Styliani Marentaki

Personal information
- Born: 20 December 2006 (age 19)

Sport
- Country: Greece
- Sport: Taekwondo

Medal record
Women's taekwondo
Representing Greece
European Championships
| Gold medal – first place | 2026 Munich | 67 kg |
World U21 Championships
| Bronze medal – third place | 2025 Nairobi | 67 kg |
European U21 Championships
| Gold medal – first place | 2025 Pristina | 67 kg |
| Gold medal – first place | 2024 Sarajevo | 67 kg |
Mediterranean Games
| Bronze medal – third place | 2026 Taranto | 67 kg |

= Styliani Marentaki =

Greek taekwondo practitioner

Styliani Marentaki is Greek taekwondo practitioner.
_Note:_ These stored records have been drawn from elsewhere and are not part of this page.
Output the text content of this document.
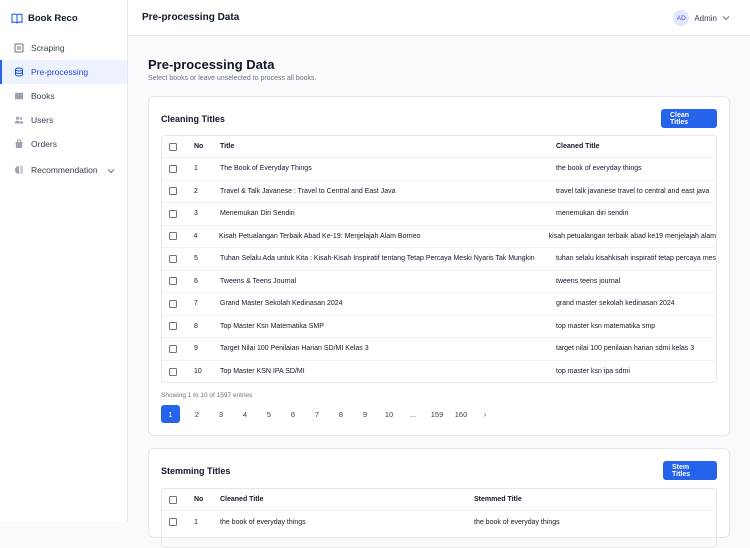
Book Reco
Scraping
Pre-processing
Books
Users
Orders
Recommendation
Pre-processing Data	AD	Admin
Pre-processing Data
Select books or leave unselected to process all books.
Cleaning Titles	Clean Titles
No	Title	Cleaned Title
1	The Book of Everyday Things	the book of everyday things
2	Travel & Talk Javanese : Travel to Central and East Java	travel talk javanese travel to central and east java
3	Menemukan Diri Sendiri	menemukan diri sendiri
4	Kisah Petualangan Terbaik Abad Ke-19: Menjelajah Alam Borneo	kisah petualangan terbaik abad ke19 menjelajah alam
5	Tuhan Selalu Ada untuk Kita : Kisah-Kisah Inspiratif tentang Tetap Percaya Meski Nyaris Tak Mungkin	tuhan selalu kisahkisah inspiratif tetap percaya mes
6	Tweens & Teens Journal	tweens teens journal
7	Grand Master Sekolah Kedinasan 2024	grand master sekolah kedinasan 2024
8	Top Master Ksn Matematika SMP	top master ksn matematika smp
9	Target Nilai 100 Penilaian Harian SD/MI Kelas 3	target nilai 100 penilaian harian sdmi kelas 3
10	Top Master KSN IPA SD/MI	top master ksn ipa sdmi
Showing 1 to 10 of 1597 entries
1	2	3	4	5	6	7	8	9	10	...	159	160	›
Stemming Titles	Stem Titles
No	Cleaned Title	Stemmed Title
1	the book of everyday things	the book of everyday things
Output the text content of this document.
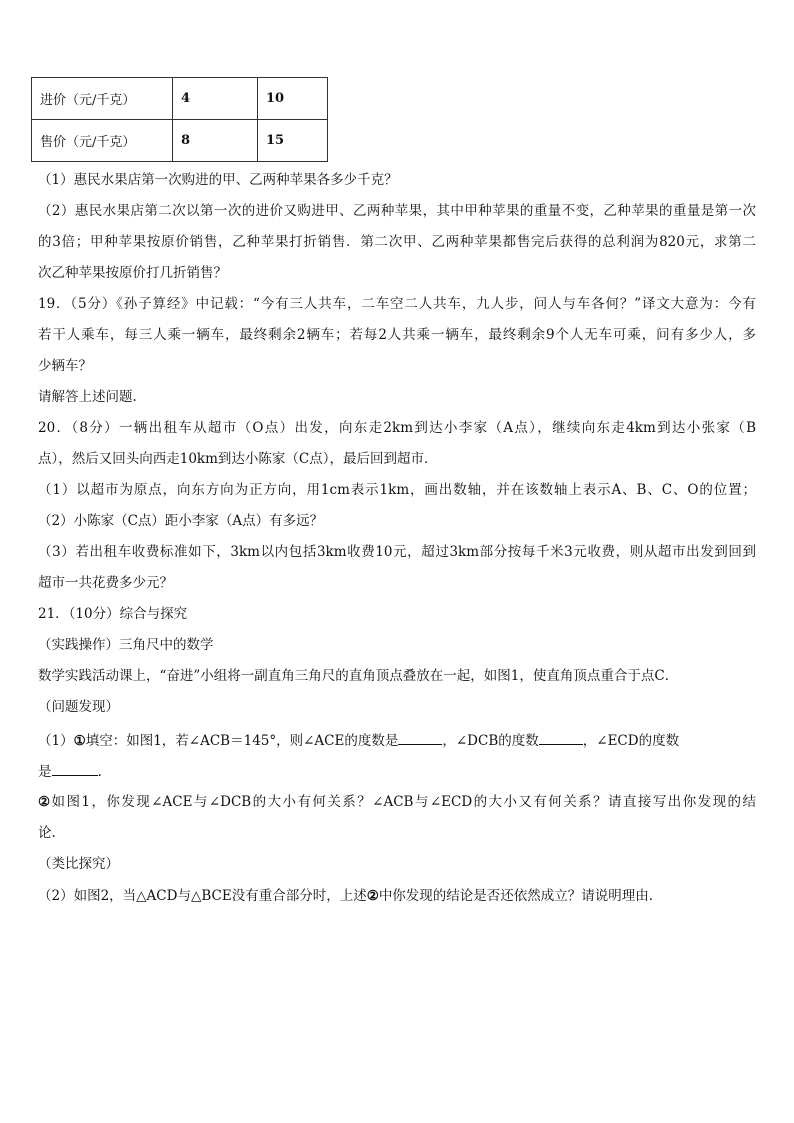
进价（元/千克）	4	10
售价（元/千克）	8	15
（1）惠民水果店第一次购进的甲、乙两种苹果各多少千克？
（2）惠民水果店第二次以第一次的进价又购进甲、乙两种苹果，其中甲种苹果的重量不变，乙种苹果的重量是第一次
的3倍；甲种苹果按原价销售，乙种苹果打折销售．第二次甲、乙两种苹果都售完后获得的总利润为820元，求第二
次乙种苹果按原价打几折销售？
19．（5分）《孙子算经》中记载：“今有三人共车，二车空二人共车，九人步，问人与车各何？”译文大意为：今有
若干人乘车，每三人乘一辆车，最终剩余2辆车；若每2人共乘一辆车，最终剩余9个人无车可乘，问有多少人，多
少辆车？
请解答上述问题.
20．（8分）一辆出租车从超市（O点）出发，向东走2km到达小李家（A点），继续向东走4km到达小张家（B
点），然后又回头向西走10km到达小陈家（C点），最后回到超市．
（1）以超市为原点，向东方向为正方向，用1cm表示1km，画出数轴，并在该数轴上表示A、B、C、O的位置；
（2）小陈家（C点）距小李家（A点）有多远？
（3）若出租车收费标准如下，3km以内包括3km收费10元，超过3km部分按每千米3元收费，则从超市出发到回到
超市一共花费多少元？
21．（10分）综合与探究
（实践操作）三角尺中的数学
数学实践活动课上，“奋进”小组将一副直角三角尺的直角顶点叠放在一起，如图1，使直角顶点重合于点C．
（问题发现）
（1）①填空：如图1，若∠ACB＝145°，则∠ACE的度数是	，∠DCB的度数	，∠ECD的度数
是	.
②如图1，你发现∠ACE与∠DCB的大小有何关系？∠ACB与∠ECD的大小又有何关系？请直接写出你发现的结
论.
（类比探究）
（2）如图2，当△ACD与△BCE没有重合部分时，上述②中你发现的结论是否还依然成立？请说明理由.
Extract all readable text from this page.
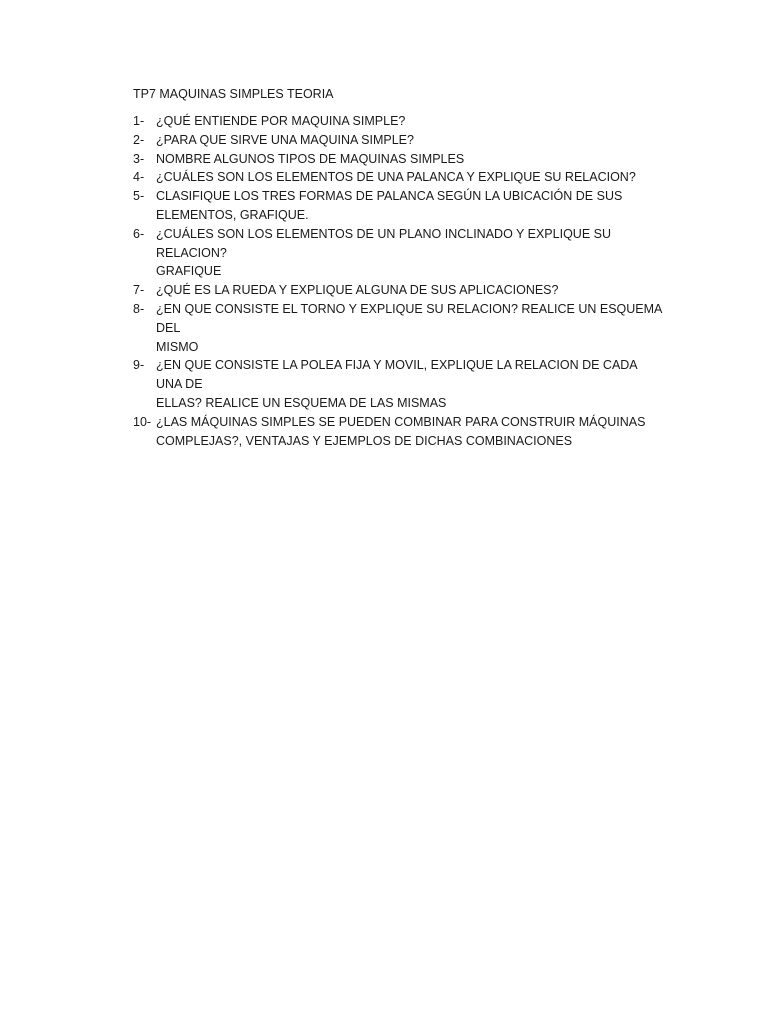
TP7 MAQUINAS SIMPLES TEORIA
1- ¿QUÉ ENTIENDE POR MAQUINA SIMPLE?
2- ¿PARA QUE SIRVE UNA MAQUINA SIMPLE?
3- NOMBRE ALGUNOS TIPOS DE MAQUINAS SIMPLES
4- ¿CUÁLES SON LOS ELEMENTOS DE UNA PALANCA Y EXPLIQUE SU RELACION?
5- CLASIFIQUE LOS TRES FORMAS DE PALANCA SEGÚN LA UBICACIÓN DE SUS
ELEMENTOS, GRAFIQUE.
6- ¿CUÁLES SON LOS ELEMENTOS DE UN PLANO INCLINADO Y EXPLIQUE SU RELACION?
GRAFIQUE
7- ¿QUÉ ES LA RUEDA Y EXPLIQUE ALGUNA DE SUS APLICACIONES?
8- ¿EN QUE CONSISTE EL TORNO Y EXPLIQUE SU RELACION? REALICE UN ESQUEMA DEL
MISMO
9- ¿EN QUE CONSISTE LA POLEA FIJA Y MOVIL, EXPLIQUE LA RELACION DE CADA UNA DE
ELLAS? REALICE UN ESQUEMA DE LAS MISMAS
10- ¿LAS MÁQUINAS SIMPLES SE PUEDEN COMBINAR PARA CONSTRUIR MÁQUINAS
COMPLEJAS?, VENTAJAS Y EJEMPLOS DE DICHAS COMBINACIONES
She was a gold medalist at the European Taekwondo Championships.

==Career==
Marentaki won the gold medal in the -67 category at the 2024 European U21 Taekwondo Championships in Sarajevo, winning the tournament without dropping a round and defeating Lena Moreno of Spain in the final.

In December 2025, she was a bronze medalist at the 2025 World U21 Taekwondo Championships in Nairobi, Kenya. Later that month, she retained her title to win the gold medal in the women’s -67 kg at the 2025 European U21 Taekwondo Championships in Pristina, Kosovo.

In May 2026, she defeated Luana Marton of Hungary to win the gold medal at the 2026 European Taekwondo Championships in Germany. On her way to the final, she also defeated Olympic silver medalist Aleksandra Perisic of Serbia 2-0.